Sevoflurane has stable physical and chemical properties and small blood-air partition coefficient. It is characterized by rapid awakening, stable induction, and less excitation when it is used in pediatric inhalation anesthesia. Besides, it will provide stable awakening, less airway irritation and cardiovascular inhibition, and adjustable depth of anesthesia; therefore, it has unique advantages in pediatric anesthesia [4, 5]. The application of sevoflurane in pediatric outpatient sedation was less reported. This study mainly explored the optimum level of sevoflurane in pediatric echocardiography and provided evidences for the clinical use of sevoflurane in outpatient examination.
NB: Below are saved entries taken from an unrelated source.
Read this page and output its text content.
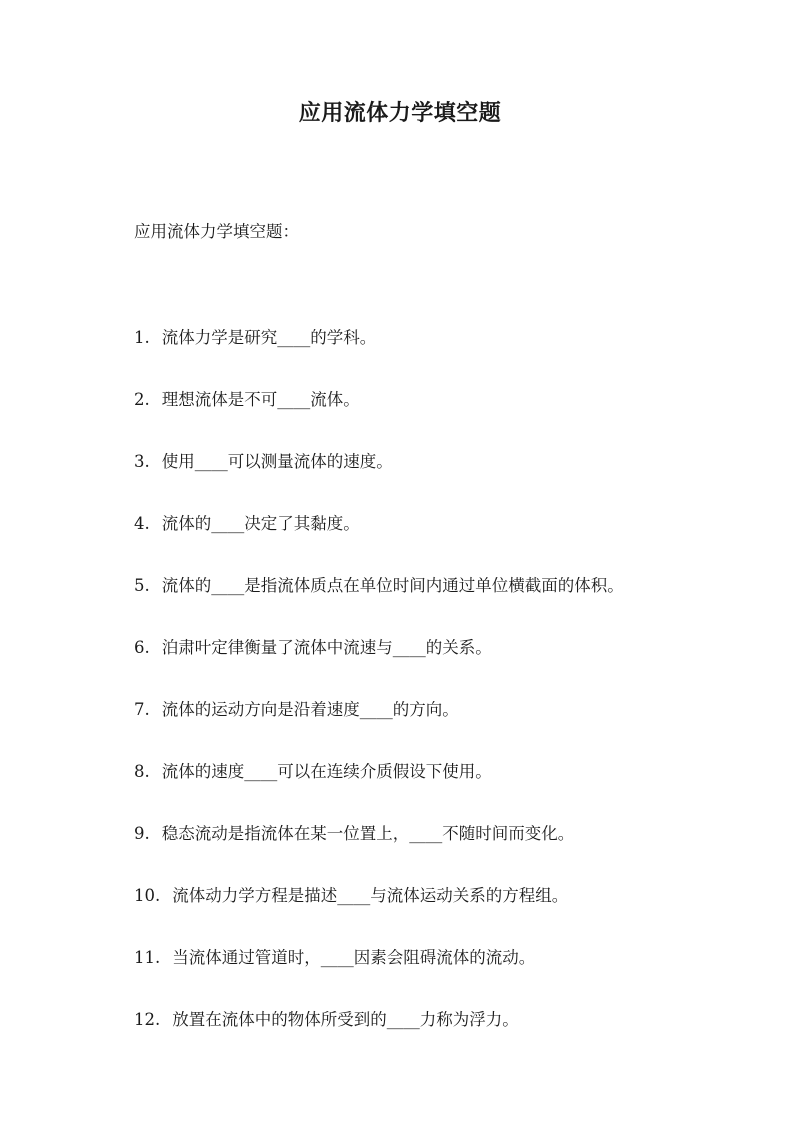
应用流体力学填空题

应用流体力学填空题：

1. 流体力学是研究____的学科。
2. 理想流体是不可____流体。
3. 使用____可以测量流体的速度。
4. 流体的____决定了其黏度。
5. 流体的____是指流体质点在单位时间内通过单位横截面的体积。
6. 泊肃叶定律衡量了流体中流速与____的关系。
7. 流体的运动方向是沿着速度____的方向。
8. 流体的速度____可以在连续介质假设下使用。
9. 稳态流动是指流体在某一位置上，____不随时间而变化。
10. 流体动力学方程是描述____与流体运动关系的方程组。
11. 当流体通过管道时，____因素会阻碍流体的流动。
12. 放置在流体中的物体所受到的____力称为浮力。
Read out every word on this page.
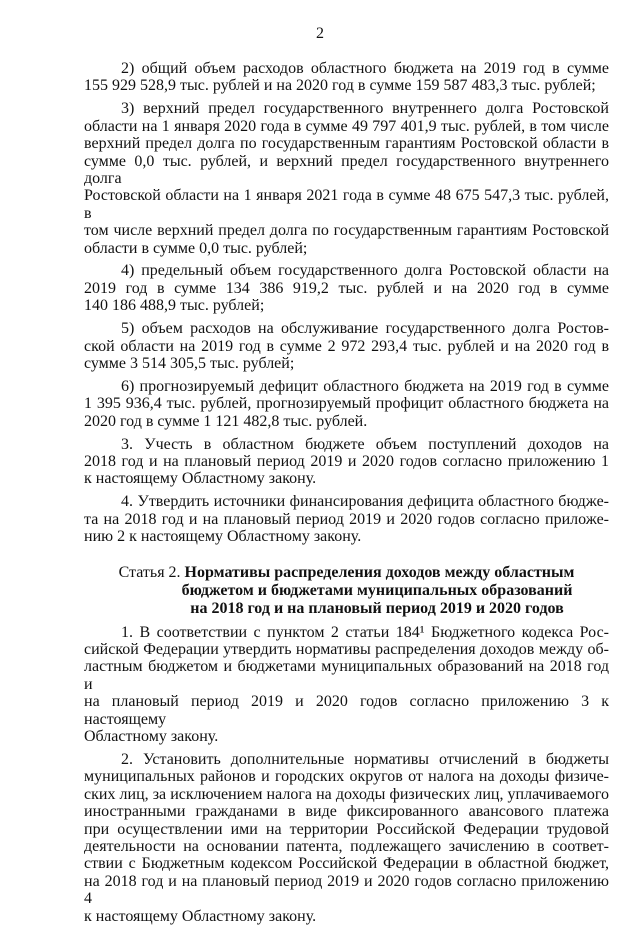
2
2) общий объем расходов областного бюджета на 2019 год в сумме
155 929 528,9 тыс. рублей и на 2020 год в сумме 159 587 483,3 тыс. рублей;
3) верхний предел государственного внутреннего долга Ростовской
области на 1 января 2020 года в сумме 49 797 401,9 тыс. рублей, в том числе
верхний предел долга по государственным гарантиям Ростовской области в
сумме 0,0 тыс. рублей, и верхний предел государственного внутреннего долга
Ростовской области на 1 января 2021 года в сумме 48 675 547,3 тыс. рублей, в
том числе верхний предел долга по государственным гарантиям Ростовской
области в сумме 0,0 тыс. рублей;
4) предельный объем государственного долга Ростовской области на
2019 год в сумме 134 386 919,2 тыс. рублей и на 2020 год в сумме
140 186 488,9 тыс. рублей;
5) объем расходов на обслуживание государственного долга Ростов-
ской области на 2019 год в сумме 2 972 293,4 тыс. рублей и на 2020 год в
сумме 3 514 305,5 тыс. рублей;
6) прогнозируемый дефицит областного бюджета на 2019 год в сумме
1 395 936,4 тыс. рублей, прогнозируемый профицит областного бюджета на
2020 год в сумме 1 121 482,8 тыс. рублей.
3. Учесть в областном бюджете объем поступлений доходов на
2018 год и на плановый период 2019 и 2020 годов согласно приложению 1
к настоящему Областному закону.
4. Утвердить источники финансирования дефицита областного бюдже-
та на 2018 год и на плановый период 2019 и 2020 годов согласно приложе-
нию 2 к настоящему Областному закону.
Статья 2. Нормативы распределения доходов между областным
бюджетом и бюджетами муниципальных образований
на 2018 год и на плановый период 2019 и 2020 годов
1. В соответствии с пунктом 2 статьи 184¹ Бюджетного кодекса Рос-
сийской Федерации утвердить нормативы распределения доходов между об-
ластным бюджетом и бюджетами муниципальных образований на 2018 год и
на плановый период 2019 и 2020 годов согласно приложению 3 к настоящему
Областному закону.
2. Установить дополнительные нормативы отчислений в бюджеты
муниципальных районов и городских округов от налога на доходы физиче-
ских лиц, за исключением налога на доходы физических лиц, уплачиваемого
иностранными гражданами в виде фиксированного авансового платежа
при осуществлении ими на территории Российской Федерации трудовой
деятельности на основании патента, подлежащего зачислению в соответ-
ствии с Бюджетным кодексом Российской Федерации в областной бюджет,
на 2018 год и на плановый период 2019 и 2020 годов согласно приложению 4
к настоящему Областному закону.
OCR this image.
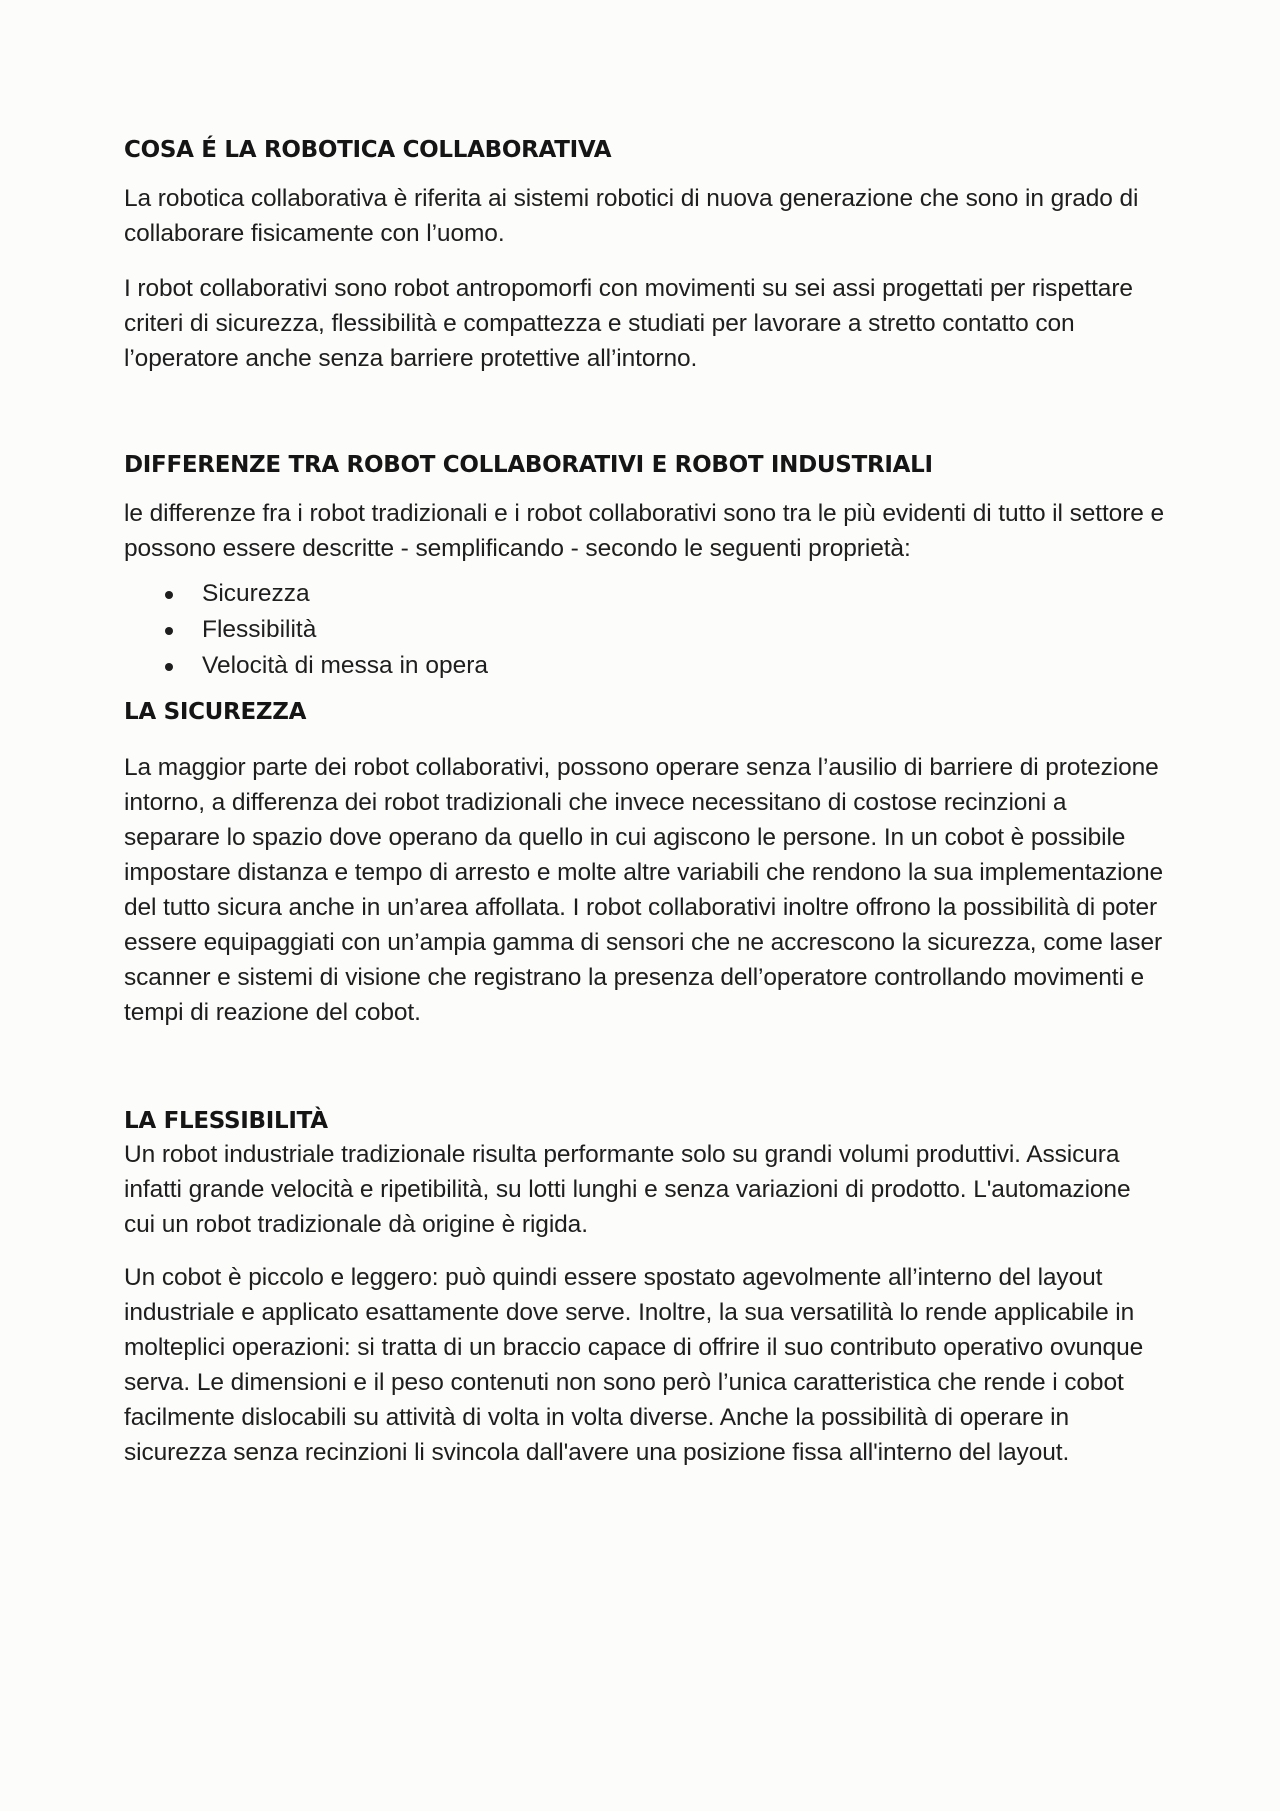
COSA É LA ROBOTICA COLLABORATIVA

La robotica collaborativa è riferita ai sistemi robotici di nuova generazione che sono in grado di collaborare fisicamente con l’uomo.

I robot collaborativi sono robot antropomorfi con movimenti su sei assi progettati per rispettare criteri di sicurezza, flessibilità e compattezza e studiati per lavorare a stretto contatto con l’operatore anche senza barriere protettive all’intorno.

DIFFERENZE TRA ROBOT COLLABORATIVI E ROBOT INDUSTRIALI

le differenze fra i robot tradizionali e i robot collaborativi sono tra le più evidenti di tutto il settore e possono essere descritte - semplificando - secondo le seguenti proprietà:

Sicurezza
Flessibilità
Velocità di messa in opera
LA SICUREZZA

La maggior parte dei robot collaborativi, possono operare senza l’ausilio di barriere di protezione intorno, a differenza dei robot tradizionali che invece necessitano di costose recinzioni a separare lo spazio dove operano da quello in cui agiscono le persone. In un cobot è possibile impostare distanza e tempo di arresto e molte altre variabili che rendono la sua implementazione del tutto sicura anche in un’area affollata. I robot collaborativi inoltre offrono la possibilità di poter essere equipaggiati con un’ampia gamma di sensori che ne accrescono la sicurezza, come laser scanner e sistemi di visione che registrano la presenza dell’operatore controllando movimenti e tempi di reazione del cobot.

LA FLESSIBILITÀ

Un robot industriale tradizionale risulta performante solo su grandi volumi produttivi. Assicura infatti grande velocità e ripetibilità, su lotti lunghi e senza variazioni di prodotto. L'automazione cui un robot tradizionale dà origine è rigida.

Un cobot è piccolo e leggero: può quindi essere spostato agevolmente all’interno del layout industriale e applicato esattamente dove serve. Inoltre, la sua versatilità lo rende applicabile in molteplici operazioni: si tratta di un braccio capace di offrire il suo contributo operativo ovunque serva. Le dimensioni e il peso contenuti non sono però l’unica caratteristica che rende i cobot facilmente dislocabili su attività di volta in volta diverse. Anche la possibilità di operare in sicurezza senza recinzioni li svincola dall'avere una posizione fissa all'interno del layout.
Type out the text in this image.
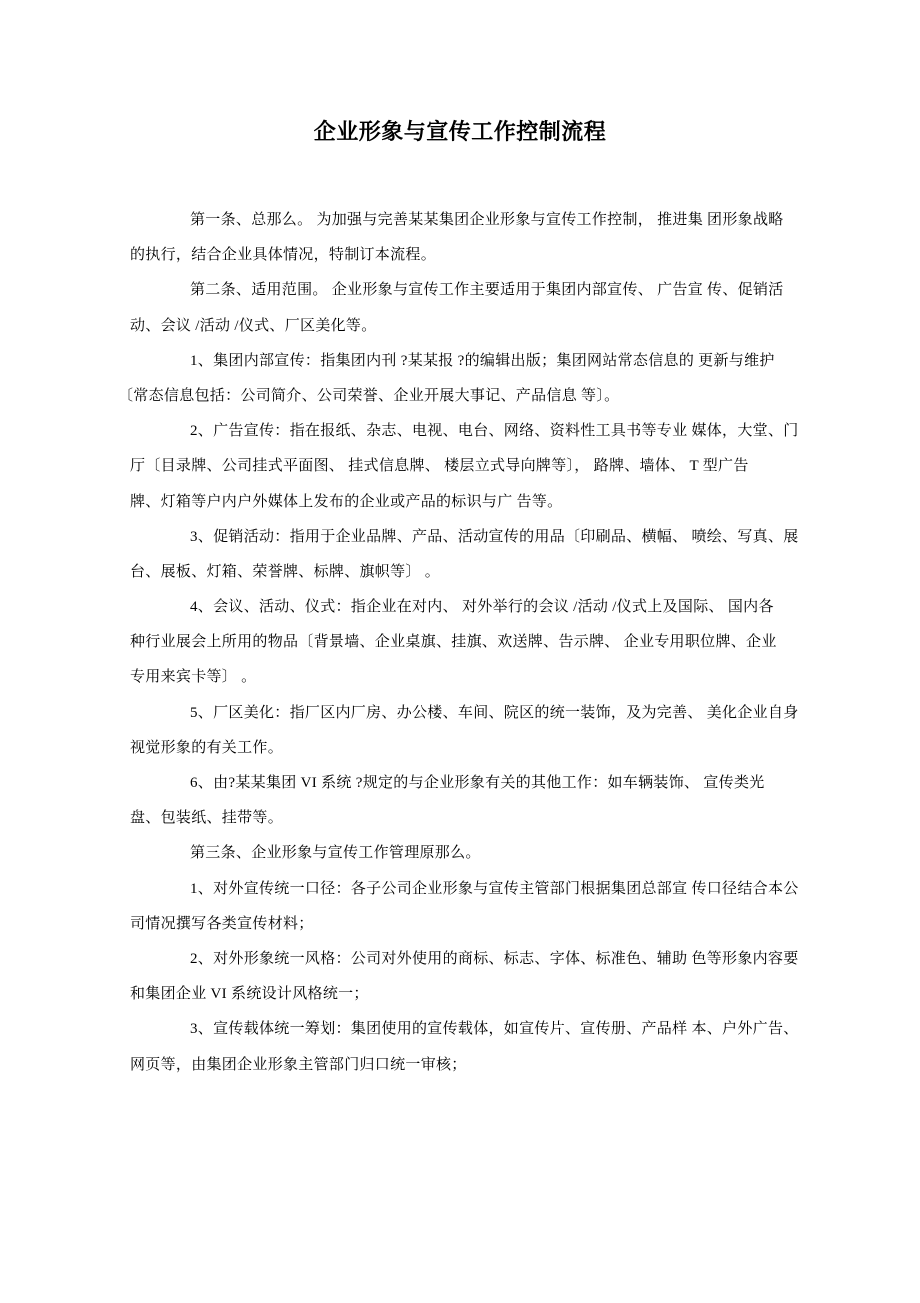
企业形象与宣传工作控制流程
第一条、总那么。 为加强与完善某某集团企业形象与宣传工作控制， 推进集 团形象战略
的执行，结合企业具体情况，特制订本流程。
第二条、适用范围。 企业形象与宣传工作主要适用于集团内部宣传、 广告宣 传、促销活
动、会议 /活动 /仪式、厂区美化等。
1、集团内部宣传：指集团内刊 ?某某报 ?的编辑出版；集团网站常态信息的 更新与维护
〔常态信息包括：公司简介、公司荣誉、企业开展大事记、产品信息 等〕。
2、广告宣传：指在报纸、杂志、电视、电台、网络、资料性工具书等专业 媒体，大堂、门
厅〔目录牌、公司挂式平面图、 挂式信息牌、 楼层立式导向牌等〕， 路牌、墙体、 T 型广告
牌、灯箱等户内户外媒体上发布的企业或产品的标识与广 告等。
3、促销活动：指用于企业品牌、产品、活动宣传的用品〔印刷品、横幅、 喷绘、写真、展
台、展板、灯箱、荣誉牌、标牌、旗帜等〕 。
4、会议、活动、仪式：指企业在对内、 对外举行的会议 /活动 /仪式上及国际、 国内各
种行业展会上所用的物品〔背景墙、企业桌旗、挂旗、欢送牌、告示牌、 企业专用职位牌、企业
专用来宾卡等〕 。
5、厂区美化：指厂区内厂房、办公楼、车间、院区的统一装饰，及为完善、 美化企业自身
视觉形象的有关工作。
6、由?某某集团 VI 系统 ?规定的与企业形象有关的其他工作：如车辆装饰、 宣传类光
盘、包装纸、挂带等。
第三条、企业形象与宣传工作管理原那么。
1、对外宣传统一口径：各子公司企业形象与宣传主管部门根据集团总部宣 传口径结合本公
司情况撰写各类宣传材料；
2、对外形象统一风格：公司对外使用的商标、标志、字体、标准色、辅助 色等形象内容要
和集团企业 VI 系统设计风格统一；
3、宣传载体统一筹划：集团使用的宣传载体，如宣传片、宣传册、产品样 本、户外广告、
网页等，由集团企业形象主管部门归口统一审核；
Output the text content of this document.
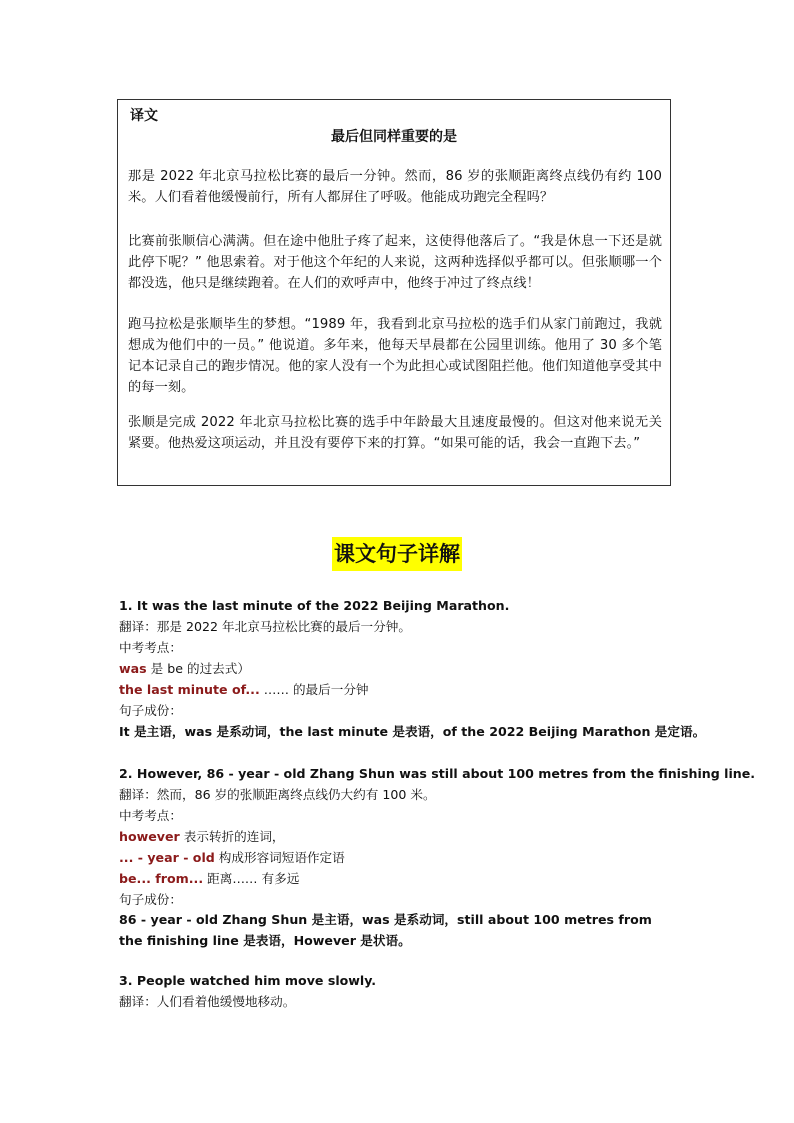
译文
最后但同样重要的是
那是 2022 年北京马拉松比赛的最后一分钟。然而，86 岁的张顺距离终点线仍有约 100 米。人们看着他缓慢前行，所有人都屏住了呼吸。他能成功跑完全程吗？
比赛前张顺信心满满。但在途中他肚子疼了起来，这使得他落后了。“我是休息一下还是就此停下呢？” 他思索着。对于他这个年纪的人来说，这两种选择似乎都可以。但张顺哪一个都没选，他只是继续跑着。在人们的欢呼声中，他终于冲过了终点线！
跑马拉松是张顺毕生的梦想。“1989 年，我看到北京马拉松的选手们从家门前跑过，我就想成为他们中的一员。” 他说道。多年来，他每天早晨都在公园里训练。他用了 30 多个笔记本记录自己的跑步情况。他的家人没有一个为此担心或试图阻拦他。他们知道他享受其中的每一刻。
张顺是完成 2022 年北京马拉松比赛的选手中年龄最大且速度最慢的。但这对他来说无关紧要。他热爱这项运动，并且没有要停下来的打算。“如果可能的话，我会一直跑下去。”
课文句子详解
1. It was the last minute of the 2022 Beijing Marathon.
翻译：那是 2022 年北京马拉松比赛的最后一分钟。
中考考点：
was 是 be 的过去式）
the last minute of... …… 的最后一分钟
句子成份：
It 是主语，was 是系动词，the last minute 是表语，of the 2022 Beijing Marathon 是定语。
2. However, 86 - year - old Zhang Shun was still about 100 metres from the finishing line.
翻译：然而，86 岁的张顺距离终点线仍大约有 100 米。
中考考点：
however 表示转折的连词，
... - year - old 构成形容词短语作定语
be... from... 距离…… 有多远
句子成份：
86 - year - old Zhang Shun 是主语，was 是系动词，still about 100 metres from the finishing line 是表语，However 是状语。
3. People watched him move slowly.
翻译：人们看着他缓慢地移动。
This study used the anesthesia induction with high level and large flow rate of anesthetic. Thus, the anesthesia induction may be accelerated according to the “concentration-effect” principle of the inhalation anesthetic [7]. But this method was not suitable for the children who were not compliant. The anesthetic level was decreased after the induction termination to achieve an appropriate level for echocardiography. The children had less respiratory secretions, good airway tolerance, and no cough or breath-holding during the echocardiography. This may be associated with less airway irritation and bronchial dilatation associated with the sevoflurane.

We used a series of maintaining level of 1.0, 1.5, 2.0, and 2.5 % sevoflurane in this study. The T2 was prolonged as the level of sevoflurane was increased. When the sevoflurane level was low, the scores of the children under sedation decreased, resulting in non-qualification for echocardiography. When the sevoflurane level was 1.5–2.0 %, almost all children qualified for the echocardiography and had rapid awakening. When the sevoflurane level was increased to 2.5 %, the children were sedated, but the echocardiography efficiency was decreased. Excessively high levels of sevoflurane may not only increase the incidence of adverse reactions during echocardiography, but also cause environmental pollution in the ultrasound room. Therefore, the exploration of the optimum level of sevoflurane in pediatric outpatient echocardiography is very important.

In conclusion, the inhaled sevoflurane sedation in pediatric outpatient echocardiography is characterized by rapid awakening, less effect on breath and blood circulation, and low incidence of adverse reactions. The sevoflurane at the optimum maintaining level is safe and effective to be used in pediatric outpatient echocardiography.